Поскольку такое положение вещей совершенно исключительно и, надо признаться, в него трудно поверить, сошлемся на выдающегося знатока Соединенных Штатов публициста Джона Гантера, которого никто и никогда не обвинял во враждебном отношении к своей стране. В его известной книге «Изнанка США» (“Inside USA”) можно прочесть такие строки:

«Дюпоны и Делавэр – это, пожалуй, синонимы… Штат Делавэр обычно считается своего рода семейным халифатом Дюпонов. Как гласит старый анекдот, здесь существуют только две политические партии – сторонники Дюпонов и их враги. Однако с одной оговоркой: многие Дюпоны принадлежат к фракции анти-Дюпонов».

Перед тем как познакомить читателей с историей семейства Дюпонов и обратить их внимание на нынешнюю мощь этой династии, автор задает вопрос: «Действительно ли штатом Делавэр управляет семейство Дюпонов и их концерн?» На это следует ответ Гантера:

«Фирма Дюпон – это крупнейший и не имеющий конкурентов концерн, а также самый солидный в штате налогоплательщик. Без него Уилмингтон был бы безвестным железнодорожным полустанком».

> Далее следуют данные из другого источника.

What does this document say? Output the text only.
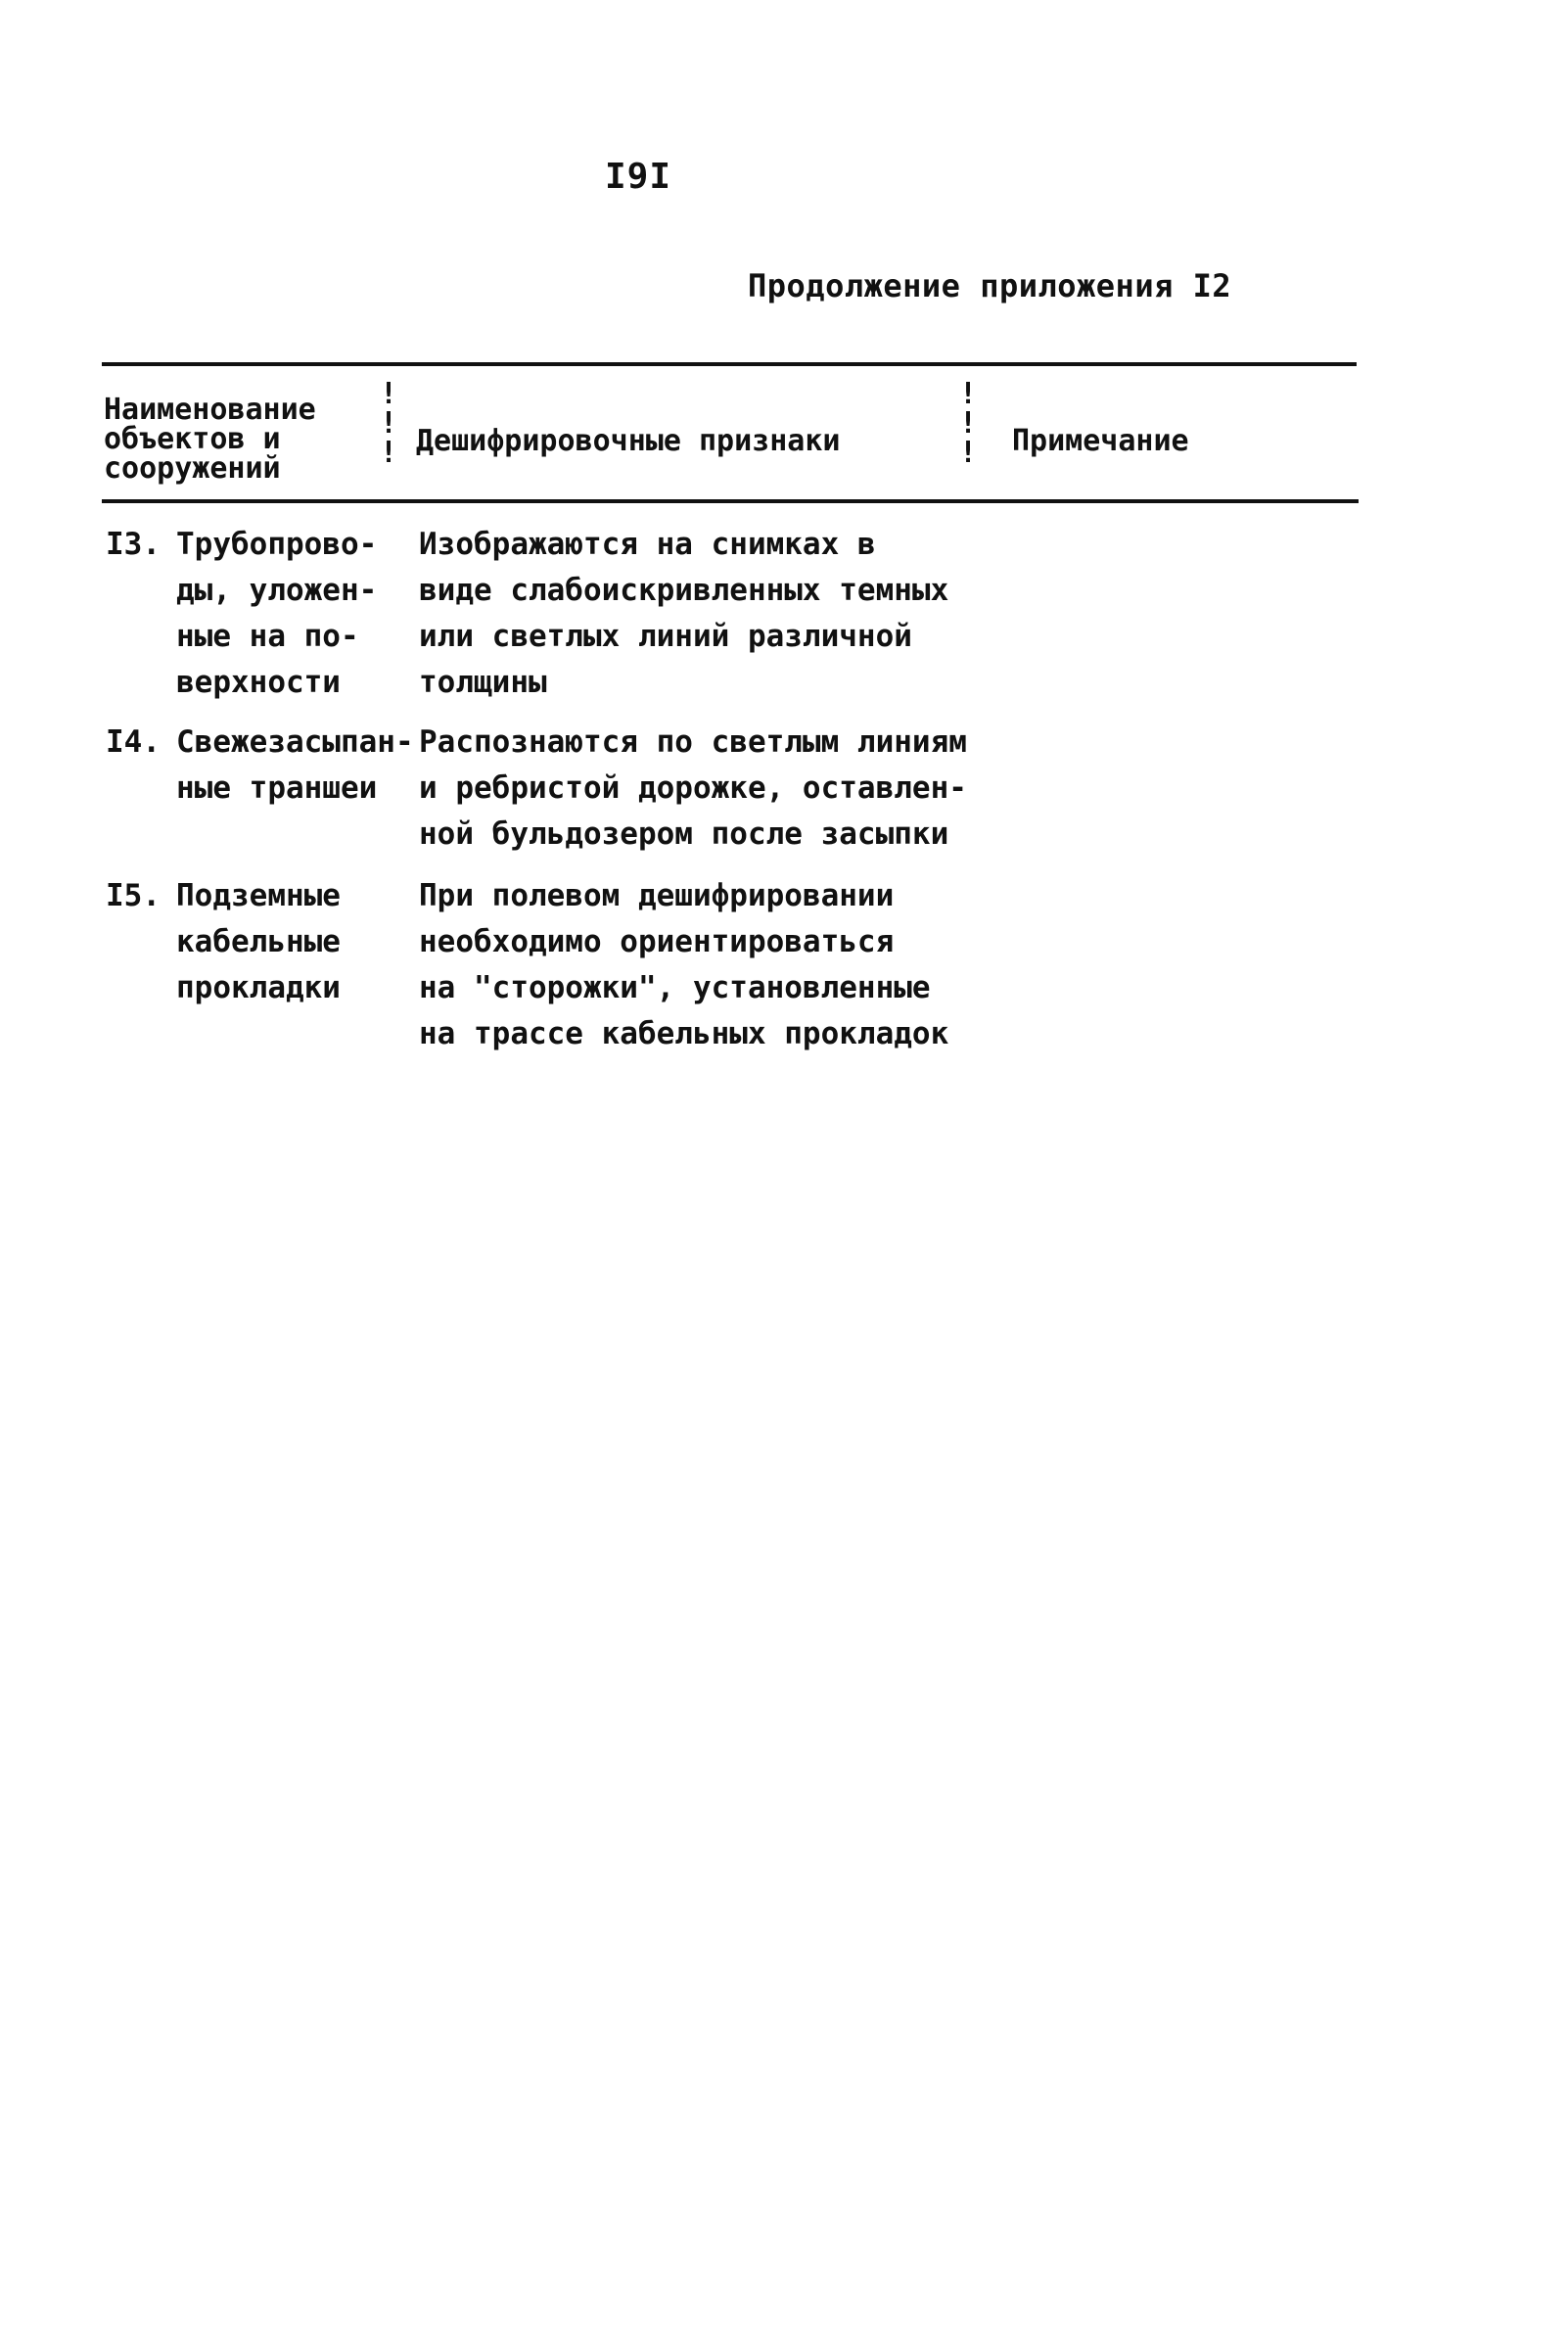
I9I
Продолжение приложения I2
Наименование
объектов и
сооружений
!
!
! Дешифрировочные признаки
!
!
! Примечание
I3. Трубопрово-
ды, уложен-
ные на по-
верхности
Изображаются на снимках в
виде слабоискривленных темных
или светлых линий различной
толщины
I4. Свежезасыпан-
ные траншеи
Распознаются по светлым линиям
и ребристой дорожке, оставлен-
ной бульдозером после засыпки
I5. Подземные
кабельные
прокладки
При полевом дешифрировании
необходимо ориентироваться
на "сторожки", установленные
на трассе кабельных прокладок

Гантер обращает внимание на такие разные по значению, но характерные факты: бывший губернатор штата Делавэр, а тогда сенатор (сказанное относится к 1947 году) С. Дуглас Бак женился на девушке из семейства Дюпонов; единственный большой отель в Уилмингтоне и единственный театр принадлежат Дюпонам; без поддержки этого семейства в штате Делавэр невозможна никакая инициатива.

Коротко и убедительно освещает вопрос английский профессор Гарольд Д. Ласки, которого считают одним из крупных знатоков США. В своем фундаментальном труде «Американская демократия» (“The American Democracy”) он пишет:

«Избиратели Делавэра могут посылать в сенат двух своих представителей, но каждый знает, что подлинным шефом обоих этих сенаторов является семейство Дюпонов».

Мы уже обратили внимание читателя на то обстоятельство, что Дюпоны имеют собственное «государство». Однако куда более существен тот факт, что семейство Дюпонов – самое богатое семейство Соединенных Штатов. По скрупулезным подсчетам Фердинанда Ландберга, в 1964 году личное состояние Дюпонов оценивалось по меньшей мере в 7,6 миллиарда долларов, а возможно, и выше (Дюпоны, подобно другим миллиардерам, тщательно избегают оглашать сведения о своем состоянии). По мнению Ландберга, семейство Дюпонов значительно богаче даже таких американских династий, как Рокфеллеры, Меллоны и Форды.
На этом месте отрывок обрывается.